Auf der Zeichnung sieht es ja so aus, als hätte B dem A die Vorfahrt genommen. Wie wäre der Fall unter diesem zusätzlichen Gesichtspunkt zu bewerten? Würde man schon bei der objektiven Vorhersehbarkeit ggf. unter Verweis auf die Konkretisierung des Vertrauensgrundsatzes rausfliegen?

Lukas_Mengestu

Lukas_Mengestu

15.2.2022, 17:27:34

Hallo QuiGonTim, auch im Originfall hatte B dem A die Vorfahrt genommen. Das auch B sich verkehrswidrig verhalten hatte, änderte indes nichts an der strafrechtlichen Verantwortung des A. Insbesondere ist objektiv eben auch mit verkehrswidrigem Verhalten Dritter zu rechnen. Allenfalls auf Ebene der Schuld könnte man sich dann noch fragen, ob A auch subjektiv fahrlässig gehandelt hat. Damit hatten sich die Revisionsinstanzen nicht mehr zu befassen, da sie den Fall zur weiteren Aufklärung des Unfallhergangs wieder zurückverwiesen haben. Beste Grüße, Lukas - für das Jurafuchs-Team

SN

Sniter

30.1.2023, 14:20:53

Liebes Team, der

Zurechnungszusammenhang

ist hier aufgrund von rechtmäßigem Alternativverhalten des A unterbrochen. A ist nicht wegen § 222 / § 229 strafbar. Habe ich das richtig verstanden?

SN

Sniter

11.2.2023, 13:39:48

Also ich finde den Fall extrem schwer zu verstehen, würde ihn aber -für alle, denen es ähnlich geht- so zusammenfassen: Der A wurde am Ende wegen § 222 verurteilt (vgl JuS 2015, 402 (406)) mithin muss der Pflichtwidrigkeitszshg vom BGH bejaht worden sein. Es bleibt aber grds weiterhin dabei, dass die obj Zurechnung entfällt, wenn der gleiche Erfolg auch bei verkehrsgerechtem Verhalten des Fahrzeugführers eingetreten wäre (vgl. NJW 1985, 1350 (1351)). Allerdings hat der BGH diesen Fall als Anlass genommen, eine Rückausnahme zu schaffen, denn das Ausbleiben des Zusammenstoßes, was letztlich nur auf der Fortbewegung des anderen Verkehrsteilnehmers zurückzuführen wäre, ist laut BGH unerheblich (vgl.
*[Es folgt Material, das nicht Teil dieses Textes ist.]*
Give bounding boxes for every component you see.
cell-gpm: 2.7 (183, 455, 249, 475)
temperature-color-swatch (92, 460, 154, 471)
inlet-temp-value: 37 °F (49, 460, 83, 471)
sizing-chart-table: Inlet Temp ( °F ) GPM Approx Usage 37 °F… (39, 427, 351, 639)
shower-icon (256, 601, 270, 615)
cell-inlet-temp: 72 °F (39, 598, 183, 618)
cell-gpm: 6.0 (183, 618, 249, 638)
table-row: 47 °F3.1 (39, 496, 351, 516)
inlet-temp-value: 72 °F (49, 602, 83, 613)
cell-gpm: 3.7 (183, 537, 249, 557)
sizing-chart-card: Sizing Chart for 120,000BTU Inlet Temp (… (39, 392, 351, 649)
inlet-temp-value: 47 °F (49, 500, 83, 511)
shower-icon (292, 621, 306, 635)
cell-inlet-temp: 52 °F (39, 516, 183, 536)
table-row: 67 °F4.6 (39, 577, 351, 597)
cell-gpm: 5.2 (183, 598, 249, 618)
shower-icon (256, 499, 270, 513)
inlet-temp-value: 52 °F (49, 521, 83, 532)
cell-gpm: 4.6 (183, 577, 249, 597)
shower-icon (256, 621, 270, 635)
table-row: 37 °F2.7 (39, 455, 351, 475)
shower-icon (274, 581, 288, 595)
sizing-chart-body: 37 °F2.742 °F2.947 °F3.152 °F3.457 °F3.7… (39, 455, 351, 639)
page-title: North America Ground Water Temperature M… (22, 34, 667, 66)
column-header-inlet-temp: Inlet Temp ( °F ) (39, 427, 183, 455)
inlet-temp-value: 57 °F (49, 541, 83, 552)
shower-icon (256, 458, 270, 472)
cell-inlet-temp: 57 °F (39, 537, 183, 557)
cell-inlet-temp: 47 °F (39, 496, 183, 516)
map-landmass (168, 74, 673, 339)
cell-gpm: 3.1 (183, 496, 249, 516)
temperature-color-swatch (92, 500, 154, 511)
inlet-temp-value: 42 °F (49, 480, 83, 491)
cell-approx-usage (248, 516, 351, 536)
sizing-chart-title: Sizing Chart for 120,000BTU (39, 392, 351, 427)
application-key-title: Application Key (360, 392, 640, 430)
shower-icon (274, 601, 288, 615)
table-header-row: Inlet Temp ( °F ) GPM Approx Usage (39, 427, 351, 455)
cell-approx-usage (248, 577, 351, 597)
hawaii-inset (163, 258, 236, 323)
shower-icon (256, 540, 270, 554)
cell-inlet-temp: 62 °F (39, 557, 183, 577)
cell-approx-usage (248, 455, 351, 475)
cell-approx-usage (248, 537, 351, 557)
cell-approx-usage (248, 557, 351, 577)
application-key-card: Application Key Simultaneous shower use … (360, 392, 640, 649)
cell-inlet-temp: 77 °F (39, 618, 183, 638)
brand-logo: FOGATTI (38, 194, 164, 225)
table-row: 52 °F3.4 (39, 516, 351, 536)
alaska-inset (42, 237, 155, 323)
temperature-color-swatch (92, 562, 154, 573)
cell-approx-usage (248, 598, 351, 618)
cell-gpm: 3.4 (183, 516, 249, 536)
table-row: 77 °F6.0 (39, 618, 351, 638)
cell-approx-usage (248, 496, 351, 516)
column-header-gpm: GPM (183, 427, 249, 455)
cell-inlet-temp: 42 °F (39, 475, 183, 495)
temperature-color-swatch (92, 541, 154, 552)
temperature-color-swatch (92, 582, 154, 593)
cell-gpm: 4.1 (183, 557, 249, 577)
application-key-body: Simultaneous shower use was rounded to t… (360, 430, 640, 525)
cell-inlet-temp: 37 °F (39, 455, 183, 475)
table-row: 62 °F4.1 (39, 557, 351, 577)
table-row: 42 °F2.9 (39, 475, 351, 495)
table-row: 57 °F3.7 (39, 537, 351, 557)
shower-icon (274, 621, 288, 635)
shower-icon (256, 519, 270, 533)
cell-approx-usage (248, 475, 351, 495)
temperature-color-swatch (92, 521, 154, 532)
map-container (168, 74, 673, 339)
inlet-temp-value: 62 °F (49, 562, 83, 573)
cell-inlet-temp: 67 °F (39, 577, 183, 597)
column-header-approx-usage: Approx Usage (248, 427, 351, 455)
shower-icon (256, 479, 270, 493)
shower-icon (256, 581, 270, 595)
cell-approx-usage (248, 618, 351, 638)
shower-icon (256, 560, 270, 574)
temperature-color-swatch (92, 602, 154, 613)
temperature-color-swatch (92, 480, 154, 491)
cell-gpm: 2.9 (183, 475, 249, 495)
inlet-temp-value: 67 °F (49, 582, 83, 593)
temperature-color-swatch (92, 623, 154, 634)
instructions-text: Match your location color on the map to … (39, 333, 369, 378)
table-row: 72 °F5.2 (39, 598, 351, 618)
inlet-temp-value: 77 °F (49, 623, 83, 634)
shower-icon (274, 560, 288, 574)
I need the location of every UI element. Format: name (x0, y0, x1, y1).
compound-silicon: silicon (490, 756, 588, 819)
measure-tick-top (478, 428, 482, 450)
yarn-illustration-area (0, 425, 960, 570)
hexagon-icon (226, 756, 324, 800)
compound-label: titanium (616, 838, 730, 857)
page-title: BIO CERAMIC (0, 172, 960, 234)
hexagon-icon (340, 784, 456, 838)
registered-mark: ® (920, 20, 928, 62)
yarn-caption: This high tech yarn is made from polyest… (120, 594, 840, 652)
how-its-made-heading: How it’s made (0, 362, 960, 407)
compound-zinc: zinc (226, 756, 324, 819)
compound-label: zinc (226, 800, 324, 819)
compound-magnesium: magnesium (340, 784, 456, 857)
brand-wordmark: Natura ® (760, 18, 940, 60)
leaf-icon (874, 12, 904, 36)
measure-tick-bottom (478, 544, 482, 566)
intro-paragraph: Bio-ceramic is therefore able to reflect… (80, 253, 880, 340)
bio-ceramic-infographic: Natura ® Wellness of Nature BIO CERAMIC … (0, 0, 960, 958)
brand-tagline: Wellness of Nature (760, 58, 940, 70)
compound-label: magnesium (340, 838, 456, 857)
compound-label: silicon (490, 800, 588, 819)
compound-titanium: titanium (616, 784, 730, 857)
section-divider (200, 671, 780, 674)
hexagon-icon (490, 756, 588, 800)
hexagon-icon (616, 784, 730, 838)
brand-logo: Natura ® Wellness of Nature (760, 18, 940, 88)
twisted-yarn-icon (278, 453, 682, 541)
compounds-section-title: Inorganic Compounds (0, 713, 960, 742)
NJW 1985, 1350 (1352)). Die Entscheidung ist beachtlich, weil das Opferverhalten in den Zurechnungszshg mit einbezogen wird (vgl. JuS 2015, 402 (406)).

STE

Stella

14.2.2024, 15:26:21

Ist es hier nicht aber so, dass der Tod des B (der Erfolg) bei rechtmäßigem alternativverhalten des A ausgeblieben wäre? Weil dann wäre A später an der Kreuzung gewesen und B hätte diese schon überquert. Also ist die Annahme des

Pflichtwidrigkeitszusammenhang

s in diesem Fall doch richtig und keine Ausnahme?